Every Catholic lay person today must understand clearly their place in the scheme of things. The lay apostolate is not the hierarchical apostolate. The role of lay people is not to be confused with the role of priests—both have separate and distinct roles.

The mandate of the laity to teach others is distinct from the vocation of priests or bishops. Nevertheless, the work of lay apostles is urgently needed in order to meet the challenges of our times.

Lay apostles must first have sound spiritual training and instruction in religion. The Catholic laity must teach themselves to be skilled in the Faith like never before to help preserve and foster Catholic culture.

One of the most felt needs in the Church today is for a more thoroughly instructed laity in general to teach and instruct other laity.  Relatively few laymen are prepared to engage in the lay apostolate because they lack training and proper catechesis.

At the same time, not all Christians are called to engage the world in the same way in a strict sense. Willingness alone is not sufficient. The educated lay apostles must also be able. Lay apostles form an elite not because they are better than others but because they are capable of attracting and influencing others.

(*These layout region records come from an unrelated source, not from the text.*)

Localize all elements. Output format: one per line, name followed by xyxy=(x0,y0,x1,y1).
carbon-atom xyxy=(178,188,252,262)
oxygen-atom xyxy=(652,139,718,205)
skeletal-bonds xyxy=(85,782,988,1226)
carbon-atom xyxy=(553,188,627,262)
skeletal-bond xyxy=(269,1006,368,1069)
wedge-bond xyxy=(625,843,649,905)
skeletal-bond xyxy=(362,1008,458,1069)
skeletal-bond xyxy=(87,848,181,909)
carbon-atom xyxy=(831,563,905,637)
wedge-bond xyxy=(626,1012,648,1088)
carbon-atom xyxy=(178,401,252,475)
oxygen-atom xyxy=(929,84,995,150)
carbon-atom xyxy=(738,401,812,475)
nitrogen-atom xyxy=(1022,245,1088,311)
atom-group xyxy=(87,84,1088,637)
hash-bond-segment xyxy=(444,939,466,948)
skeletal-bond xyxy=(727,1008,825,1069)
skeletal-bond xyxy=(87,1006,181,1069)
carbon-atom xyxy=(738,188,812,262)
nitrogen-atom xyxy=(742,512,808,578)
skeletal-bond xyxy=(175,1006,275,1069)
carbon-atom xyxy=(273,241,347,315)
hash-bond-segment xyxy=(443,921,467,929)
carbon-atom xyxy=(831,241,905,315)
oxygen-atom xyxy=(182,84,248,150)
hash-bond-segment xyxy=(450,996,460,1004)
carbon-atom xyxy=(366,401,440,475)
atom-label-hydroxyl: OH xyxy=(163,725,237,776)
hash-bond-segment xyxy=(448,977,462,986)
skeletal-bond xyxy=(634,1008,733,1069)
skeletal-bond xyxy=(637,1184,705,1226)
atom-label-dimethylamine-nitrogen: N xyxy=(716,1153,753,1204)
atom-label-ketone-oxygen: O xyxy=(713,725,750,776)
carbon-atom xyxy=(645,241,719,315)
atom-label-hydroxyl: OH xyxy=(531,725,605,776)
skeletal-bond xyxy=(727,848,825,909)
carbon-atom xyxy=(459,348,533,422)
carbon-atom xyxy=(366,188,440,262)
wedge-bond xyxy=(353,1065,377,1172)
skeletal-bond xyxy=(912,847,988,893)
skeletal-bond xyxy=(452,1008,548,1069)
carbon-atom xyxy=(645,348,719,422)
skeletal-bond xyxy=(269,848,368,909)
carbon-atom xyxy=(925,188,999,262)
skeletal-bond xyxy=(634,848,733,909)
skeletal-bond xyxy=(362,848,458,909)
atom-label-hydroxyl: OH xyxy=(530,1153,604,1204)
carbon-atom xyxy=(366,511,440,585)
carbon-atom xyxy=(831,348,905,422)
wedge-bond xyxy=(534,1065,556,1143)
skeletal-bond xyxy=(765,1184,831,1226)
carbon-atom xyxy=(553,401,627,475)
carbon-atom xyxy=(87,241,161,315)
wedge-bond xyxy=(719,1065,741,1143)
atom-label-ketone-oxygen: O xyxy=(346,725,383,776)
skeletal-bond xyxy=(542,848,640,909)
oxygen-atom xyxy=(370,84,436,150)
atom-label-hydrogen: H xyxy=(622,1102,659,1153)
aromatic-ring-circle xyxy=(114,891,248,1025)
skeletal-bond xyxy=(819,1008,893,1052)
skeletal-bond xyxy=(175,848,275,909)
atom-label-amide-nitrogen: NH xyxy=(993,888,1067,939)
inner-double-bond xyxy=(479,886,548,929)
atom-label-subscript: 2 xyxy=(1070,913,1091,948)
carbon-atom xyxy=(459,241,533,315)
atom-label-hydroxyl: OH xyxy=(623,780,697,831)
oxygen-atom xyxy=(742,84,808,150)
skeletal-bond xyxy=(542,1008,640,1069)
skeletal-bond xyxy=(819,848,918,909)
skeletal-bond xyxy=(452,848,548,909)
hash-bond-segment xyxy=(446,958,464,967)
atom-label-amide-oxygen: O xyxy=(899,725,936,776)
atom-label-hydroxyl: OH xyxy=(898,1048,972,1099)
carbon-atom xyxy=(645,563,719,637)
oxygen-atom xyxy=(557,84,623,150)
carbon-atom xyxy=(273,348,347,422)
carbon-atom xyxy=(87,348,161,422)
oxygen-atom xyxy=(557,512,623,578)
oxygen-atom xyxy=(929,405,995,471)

Another way of preserving Catholic culture is by promoting virtue in the home. The vocation of the lay person who is working in the apostolate implies virtue. He has to have the right religious and human formation, with sound instruction in the doctrine of the Church, formed with wise and prudent guidance. If he is to face the problems of the world and threats to Catholic life, he must be well prepared to bring the treasures of the Redemption to other souls.

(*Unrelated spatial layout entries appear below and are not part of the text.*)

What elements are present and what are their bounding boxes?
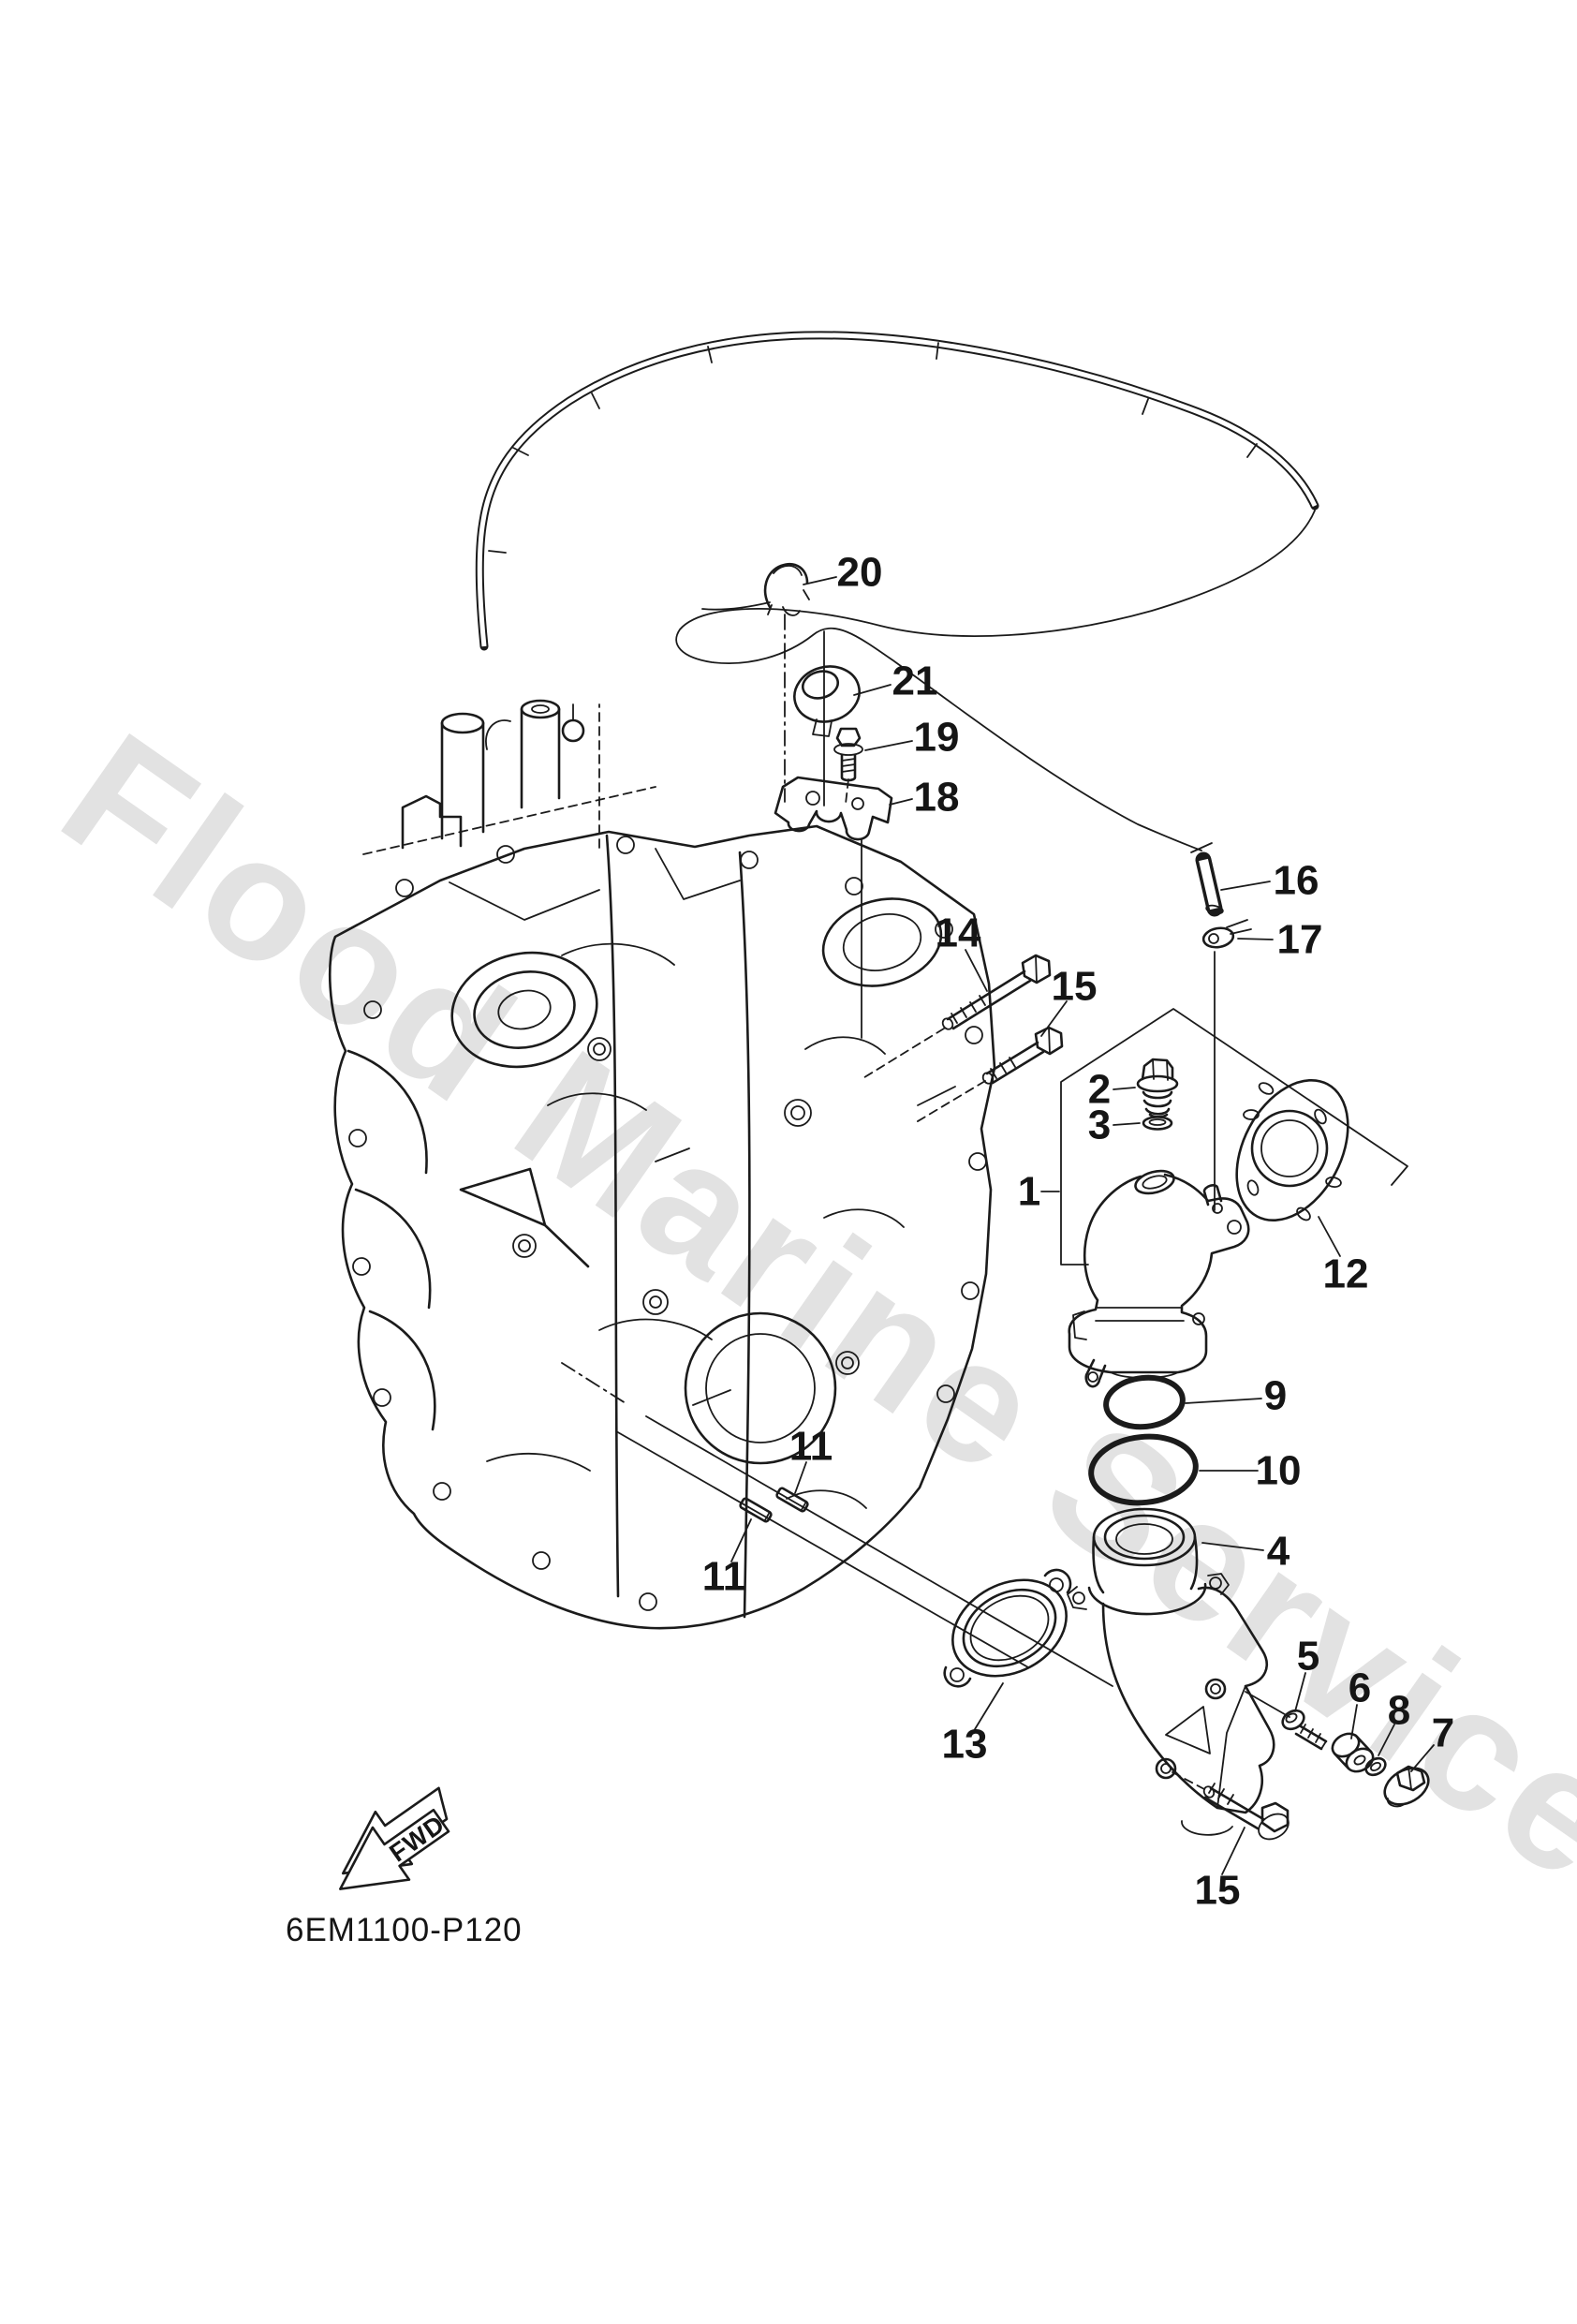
callout-leader-3	[1113, 1122, 1141, 1126]
o-ring-10	[1088, 1433, 1199, 1506]
callout-leader-19	[864, 740, 913, 751]
clamp-17	[1201, 919, 1252, 949]
callout-label-10: 10	[1256, 1448, 1302, 1494]
callout-label-17: 17	[1277, 917, 1323, 963]
engine-partial-fragment	[362, 699, 656, 855]
callout-leader-11	[794, 1461, 807, 1494]
assembly-centerlines	[784, 614, 1216, 1211]
callout-leader-16	[1220, 881, 1271, 891]
collar-6	[1331, 1732, 1375, 1773]
hose-clamp-20	[763, 563, 810, 616]
gasket-12	[1235, 1078, 1349, 1222]
callout-label-5: 5	[1297, 1634, 1319, 1680]
bolt-15-lower	[1172, 1771, 1290, 1841]
washer-3	[1142, 1116, 1173, 1131]
callout-label-1: 1	[1018, 1169, 1040, 1215]
hose-tick-marks	[488, 342, 1258, 554]
callout-label-18: 18	[914, 775, 960, 821]
callout-leader-13	[974, 1682, 1004, 1730]
adapter-4	[1067, 1507, 1275, 1836]
callout-leader-21	[853, 684, 892, 696]
mounting-axis-lines	[561, 1362, 1113, 1687]
callout-label-20: 20	[837, 550, 883, 596]
plug-bolt-7	[1383, 1765, 1430, 1808]
callout-label-6: 6	[1349, 1665, 1371, 1711]
callout-label-11: 11	[702, 1554, 746, 1600]
callout-leader-11	[730, 1518, 752, 1562]
bolt-15-upper	[912, 1026, 1064, 1125]
watermark-text: Flood Marine Services	[30, 697, 1577, 1977]
callout-leader-15	[1040, 1000, 1068, 1037]
callout-label-3: 3	[1088, 1103, 1111, 1148]
callout-leader-6	[1350, 1704, 1358, 1739]
callout-leader-12	[1318, 1216, 1341, 1257]
bolt-5	[1245, 1691, 1328, 1751]
bolt-19	[833, 727, 863, 782]
callout-leader-5	[1294, 1672, 1306, 1712]
callout-leader-7	[1410, 1744, 1435, 1772]
callout-label-8: 8	[1388, 1688, 1410, 1734]
callout-leader-17	[1237, 938, 1274, 940]
callout-label-9: 9	[1264, 1373, 1287, 1419]
callout-leader-8	[1378, 1724, 1395, 1756]
intake-elbow-1	[1068, 1169, 1250, 1388]
dowel-pin-11-a	[775, 1487, 809, 1513]
callout-leader-4	[1201, 1542, 1264, 1551]
hose-end-16	[1190, 842, 1224, 917]
callout-leader-18	[889, 798, 913, 806]
callout-leader-2	[1113, 1087, 1136, 1090]
callout-label-13: 13	[942, 1722, 988, 1768]
subassembly-boundary	[1060, 1008, 1408, 1266]
callout-label-21: 21	[892, 659, 938, 704]
o-ring-9	[1103, 1374, 1186, 1430]
fwd-arrow: FWD	[339, 1786, 450, 1890]
callout-label-15: 15	[1195, 1868, 1241, 1914]
grommet-21	[793, 665, 861, 737]
callout-label-14: 14	[936, 910, 981, 956]
callout-leader-15	[1221, 1827, 1245, 1875]
drawing-code: 6EM1100-P120	[286, 1912, 523, 1948]
breather-hose	[475, 331, 1319, 917]
callout-label-7: 7	[1432, 1710, 1454, 1756]
callout-leader-14	[965, 949, 988, 992]
callout-label-4: 4	[1267, 1529, 1290, 1575]
callout-leader-20	[803, 576, 837, 585]
washer-8	[1364, 1756, 1387, 1777]
callout-label-15: 15	[1052, 964, 1098, 1010]
callout-label-16: 16	[1274, 858, 1319, 904]
callout-leader-9	[1185, 1398, 1262, 1404]
callout-label-12: 12	[1323, 1251, 1369, 1297]
bolt-14	[861, 954, 1052, 1080]
callout-label-19: 19	[914, 715, 960, 761]
callout-label-2: 2	[1088, 1067, 1111, 1113]
engine-cylinder-block	[328, 824, 996, 1630]
gasket-13	[943, 1568, 1072, 1688]
callout-label-11: 11	[789, 1424, 833, 1470]
wire-bracket-18	[774, 776, 893, 841]
dowel-pin-11-b	[739, 1497, 773, 1523]
plug-bolt-2	[1136, 1058, 1179, 1118]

Saint Pius X, referring in particular to the teaching of Christian doctrine, had this to say, “No matter what natural facility a person may have in ideas and language, let him always remember that he will not be able to teach Christian doctrine to children and adults without first giving himself to very careful study and preparation.”

Does it not follow from this that Catholic parents, educators, and apostles must be trained, competent, and fashioned to minister to the world in the capacity of this apostolate?

Lay leaders, formed and fashioned thus, can help better preserve Catholic culture while brining within reach of their pastors a certain number of lost sheep who are wandering and ready to enter the peace and security of the fold. Certain ways are open to the laity that are closed to the clergy, and vice versa.

Finally, no matter how difficult things may become, Catholic culture must be preserved in the context of the juridical structure of the Church. In other words, Catholics must always live and breathe with the Magisterium of the Church and under the guidance of her legitimate shepherds and in full communion with the Church.

Venerable Pius XII had this to say at the canonization of Pius X: “But all these lay people must be and must stay under the authority, the leadership and the vigilance of those who have been established by divine institution as teachers within the Church of Christ. In matters pertaining to the salvation of souls, there is no teaching activity in the Church exempt from that authority and vigilance.”

The mission of the Church is to teach divine truth while Catholic culture preserves and fosters this reality. The Catholic home should inculcate in all its members a love for this religious sprit and a zeal to accomplish this great end of keeping God always in the home and of opening the door to evangelize so as to share this great blessing with others.  

The Christian Faith will ever be preserved by passing it on to others one generation at a time, in good times and bad. Therefore, have hope for Christ has overcome the world (John 16:33): “These things I have spoken to you, that in me you may have peace. In the world you shall have distress: but have confidence, I have overcome the world.”